ABSTRACT

The olive oil extraction system generates a residue known as dry olive residue (DOR) in huge amounts. Among the strategies suggested for its revalorization is its use as a soil organic amendment, since it contains a high content in organic matter as well as in important nutrient cations. This strategy can be especially interesting for soils from the Mediterranean region, where many of them are suffering from important degradation problems. Likewise, the use of DOR as an organic amendment has been proposed as a useful approach for the recovery of soils contaminated with heavy metals. However, DOR needs a pre-treatment before its soil application, since it presents microtoxic and phytotoxic activities, which have mainly been related to its phenolic fraction. The incubation of DOR with soil saprophytic or white-rot fungi has been demonstrated to be an appropriate method for the generation of a transformed product with the suitable properties to be used as a soil organic amendment. In this way, after fungal biotransformation, a new product is generated with a high content in stabilized organic matter as well as in nutrients and without phytotoxic effects due to the removal of the phenolic fraction. Likewise, biotransformed DOR has been demonstrated to have good sorption characteristics for heavy metals.
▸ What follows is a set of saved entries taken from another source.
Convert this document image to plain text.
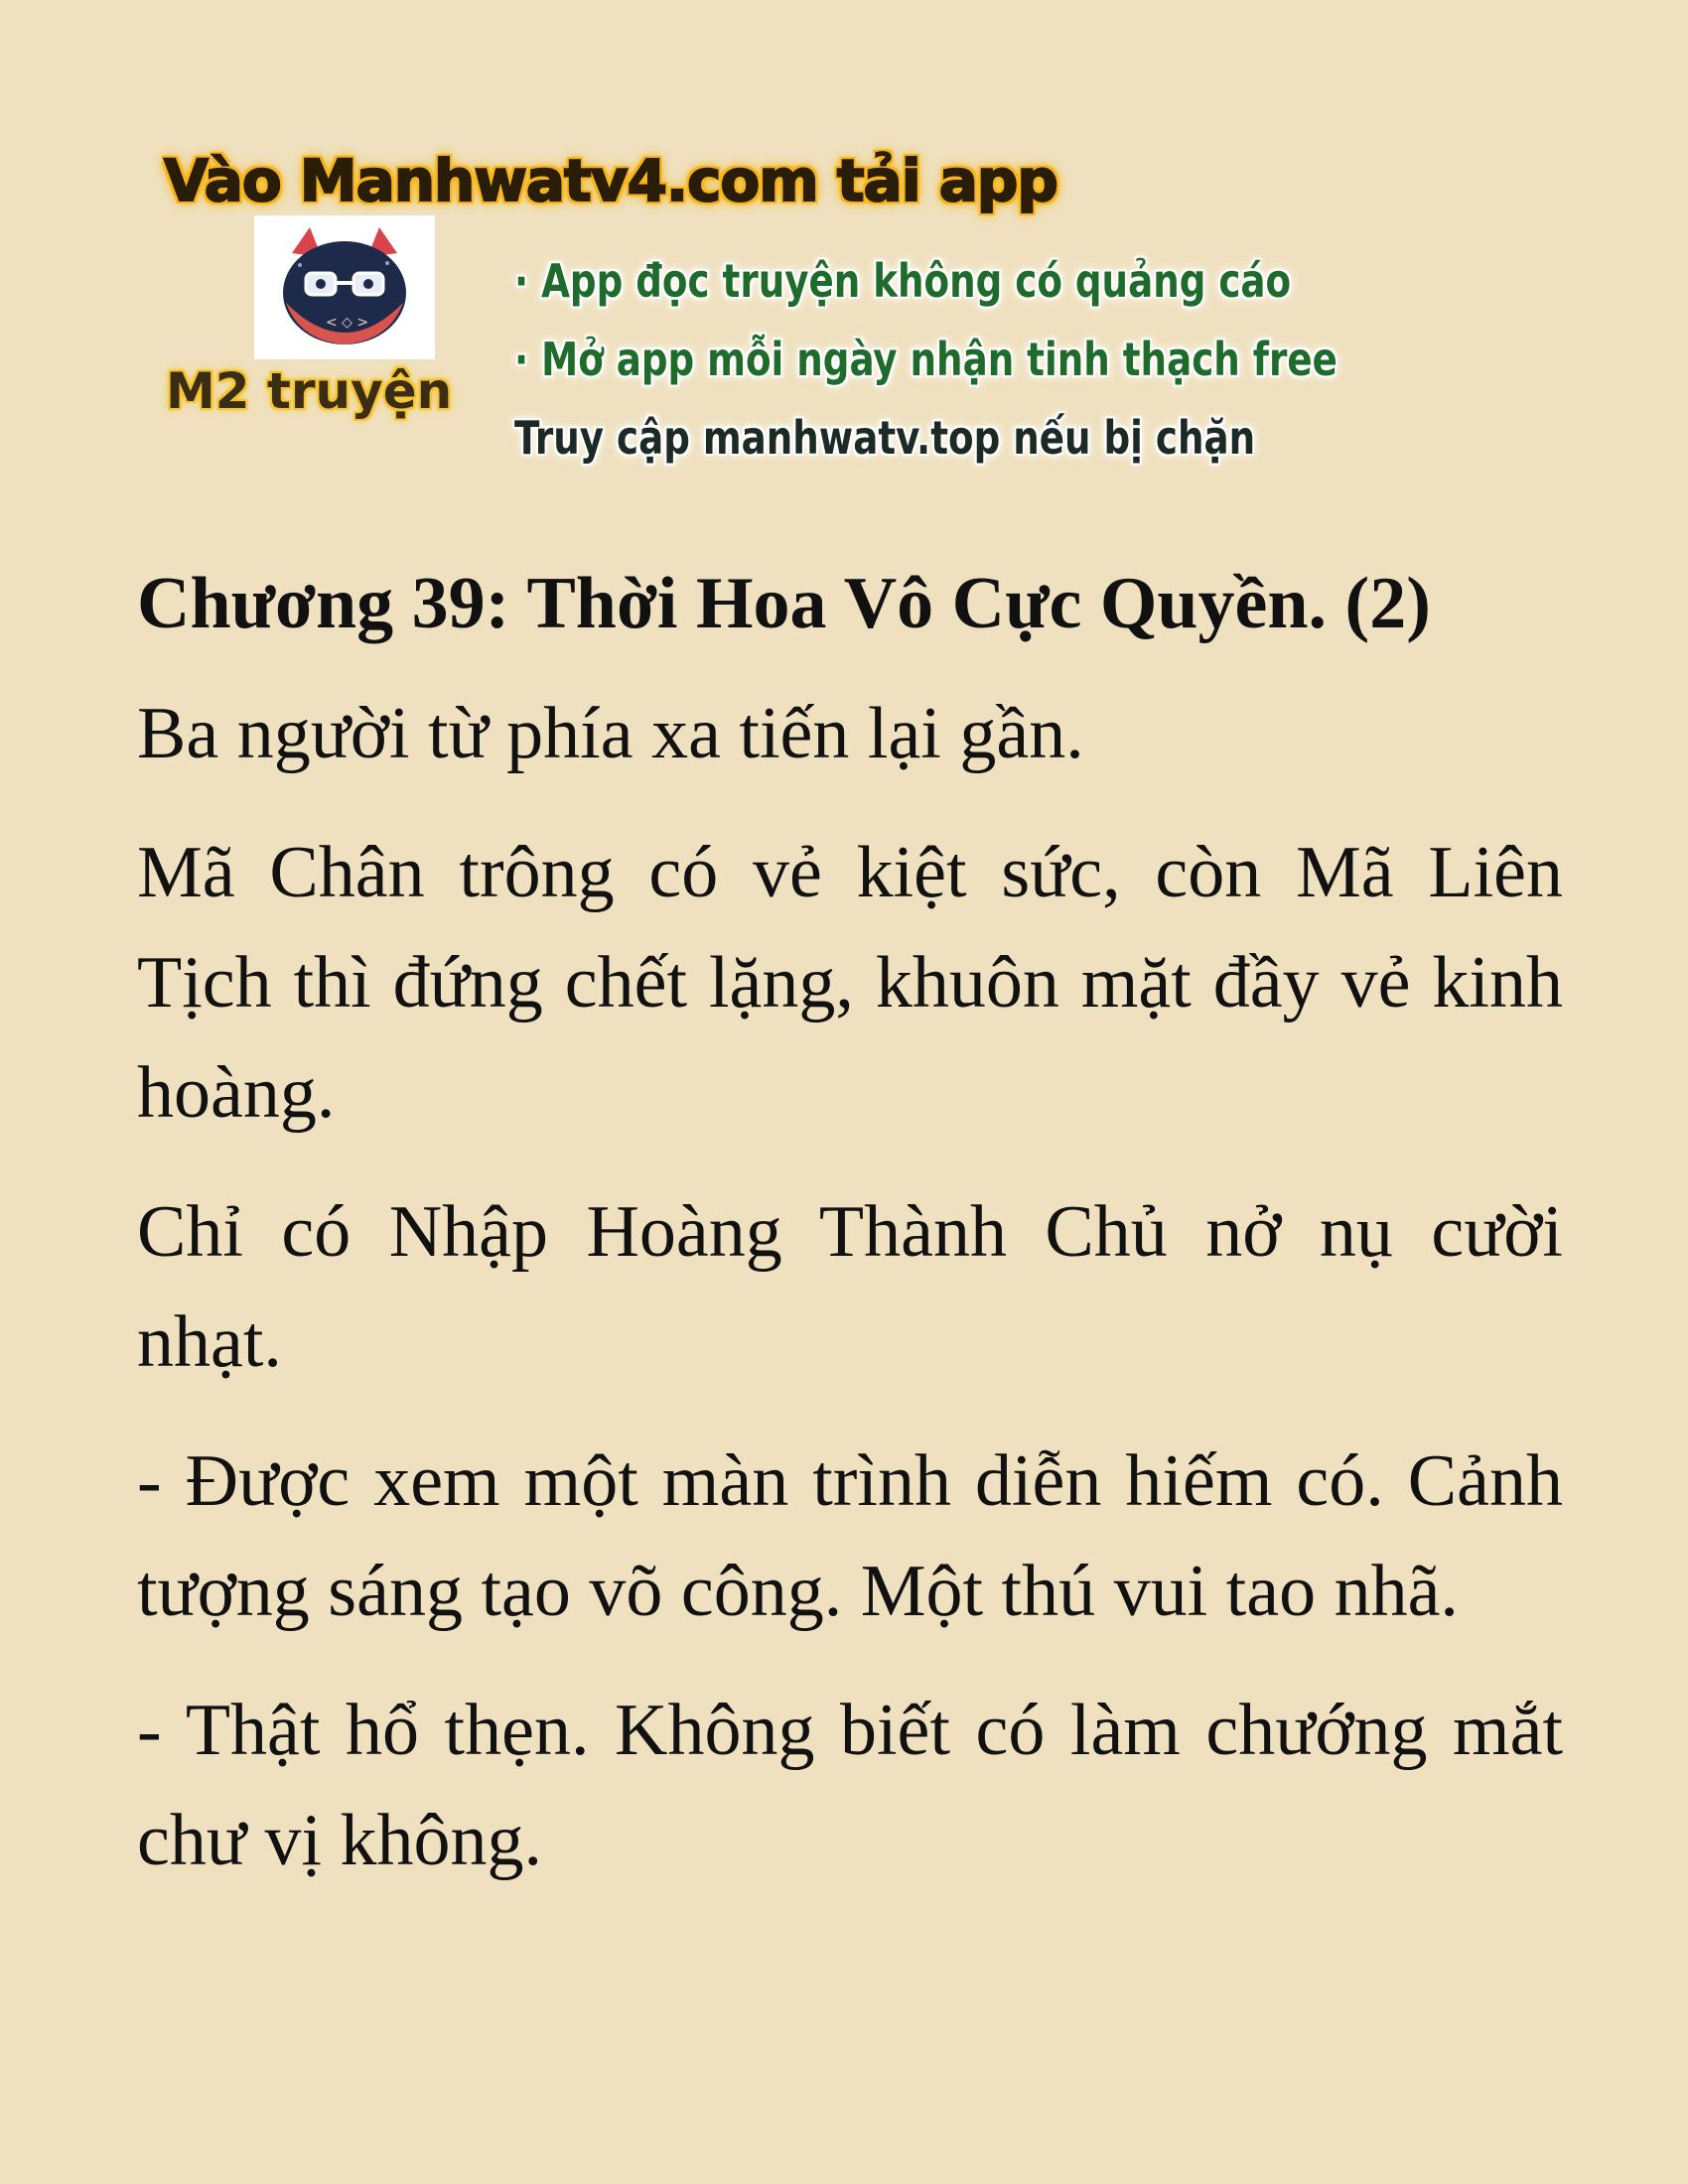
Vào Manhwatv4.com tải app
< ◇ >
M2 truyện
· App đọc truyện không có quảng cáo
· Mở app mỗi ngày nhận tinh thạch free
Truy cập manhwatv.top nếu bị chặn
Chương 39: Thời Hoa Vô Cực Quyền. (2)

Ba người từ phía xa tiến lại gần.

Mã Chân trông có vẻ kiệt sức, còn Mã Liên Tịch thì đứng chết lặng, khuôn mặt đầy vẻ kinh hoàng.

Chỉ có Nhập Hoàng Thành Chủ nở nụ cười nhạt.

- Được xem một màn trình diễn hiếm có. Cảnh tượng sáng tạo võ công. Một thú vui tao nhã.

- Thật hổ thẹn. Không biết có làm chướng mắt chư vị không.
The soil application of biotransformed DOR has a beneficial effect on plant growth and determines the enrichment of soil with fresh organic matter. This enrichment in easily decomposable C sources results in increased microbial abundances (bacteria and fungi) as well as moderate shifts in the structure of both bacterial and fungal communities in concomitance with changes in soil microbial functionality (e.g. enhanced potential microbial enzyme activities). Soil biotransformed DOR application has also been demonstrated to be an effective strategy for the recovery of soil microbial functionality of multi-metal polluted soils.